Apple TV+ has launched simultaneously in over 100 countries and regions worldwide. The critical reception of the limited original programming on show on the online video service has been mixed. Apple is hardly dependent upon its success, with $64 billion in revenues last quarter. Television has long been set in its sights, but the opening episodes of The Morning Show suggest that it has not yet cracked it yet.
Apple TV is a subscription service, priced at $4.99 a month, or £4.99 a month in the United Kingdom, or free for a year for purchasers of qualifying Apple products.
The service is available through the Apple TV+ app on on iPhone, iPad, Apple TV, iPod touch, Mac, Samsung smart televisions from 2018 onwards, Roku and Amazon Fire TV devices, as well as on the web.
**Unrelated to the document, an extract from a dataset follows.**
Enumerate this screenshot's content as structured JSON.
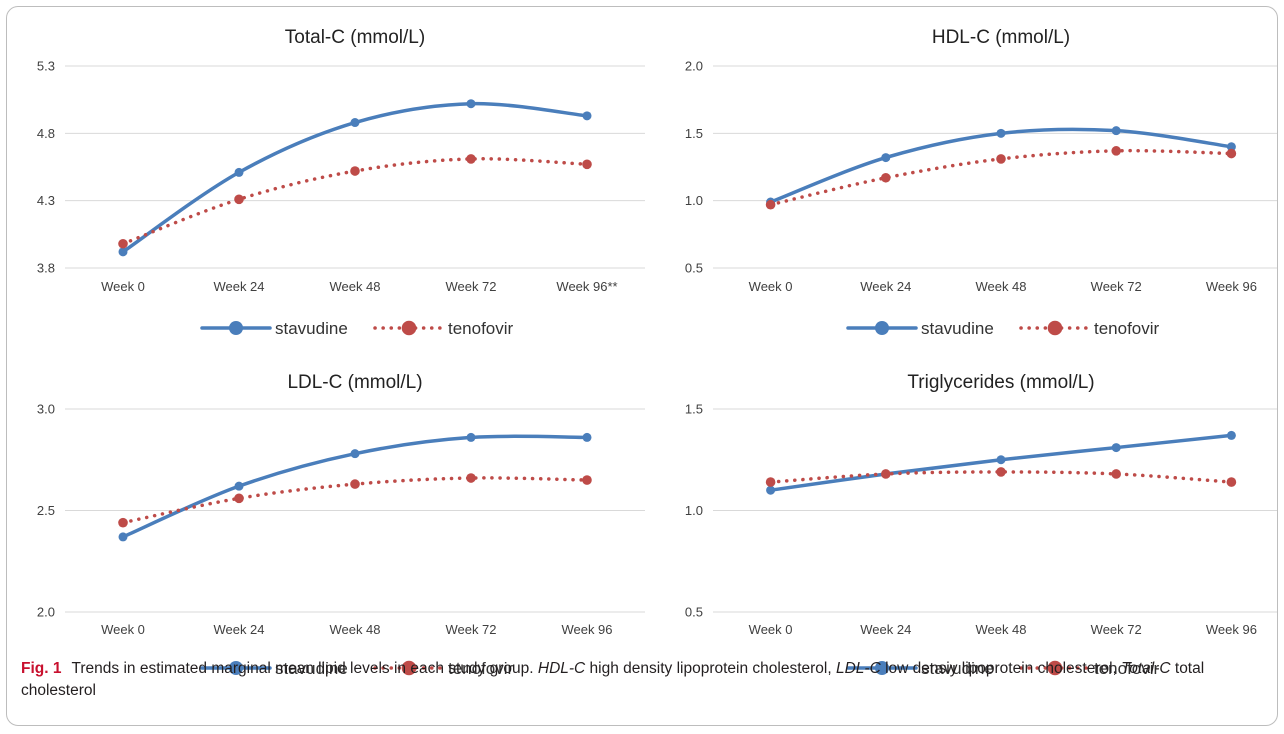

It will be available on LG, Sony and VIZIO televisions in the future.
“It was important for us to make it easy for everyone to watch across all their favourite screens, so Apple TV+ is the most broadly available Apple service ever from day one,” said Eddy Cue, who is responsible for internet software and services at Apple.
Among a handful of original productions, Apple is promoting The Morning Show, starring Jennifer Aniston and Reese Witherspoon. It is reported — and disputed — to have cost $300 million.
It seems ironic that an online video service should be featuring a series set in the world of traditional television. It is essentially a me too version of The Newsroom, but less realistic. It is perhaps not coincidental that everyone seems to have an iPhone and there are references to the world of broadcast falling off a cliff.
The series has had mixed reviews, including a critical reception from the BBC Arts Editor, Will Gompertz, who rather witheringly suggests that Apple TV+ has raised writing to a new low.
Other productions include For All Mankind, which re-imagines the outcome of the space race, and The Elephant Queen, a nature documentary about elephants.
Interestingly, Apple will be releasing some of its series as weekly episodes, rather like television.
So far it seems unlikely that the offering will prove sufficiently compelling to compete with the likes of Netflix, but Apple is playing a different game. For Apple it is more about differentiating its hardware ecosystem, although it is also embracing other devices.
In the last quarter, Apple received revenues of $64 billion and produced a profit of $13.7 billion. Revenue from services has been growing steadily, at $12.5 billion, or almost of fifth of total revenue. Over half of Apple revenue comes from the sale of iPhones.
There are more than 900 million active iPhones. Add in other Apple products and its installed base is over 1.4 billion devices. Then there are other platforms that the Apple TV+ app supports. That represents a massive addressable market on day one.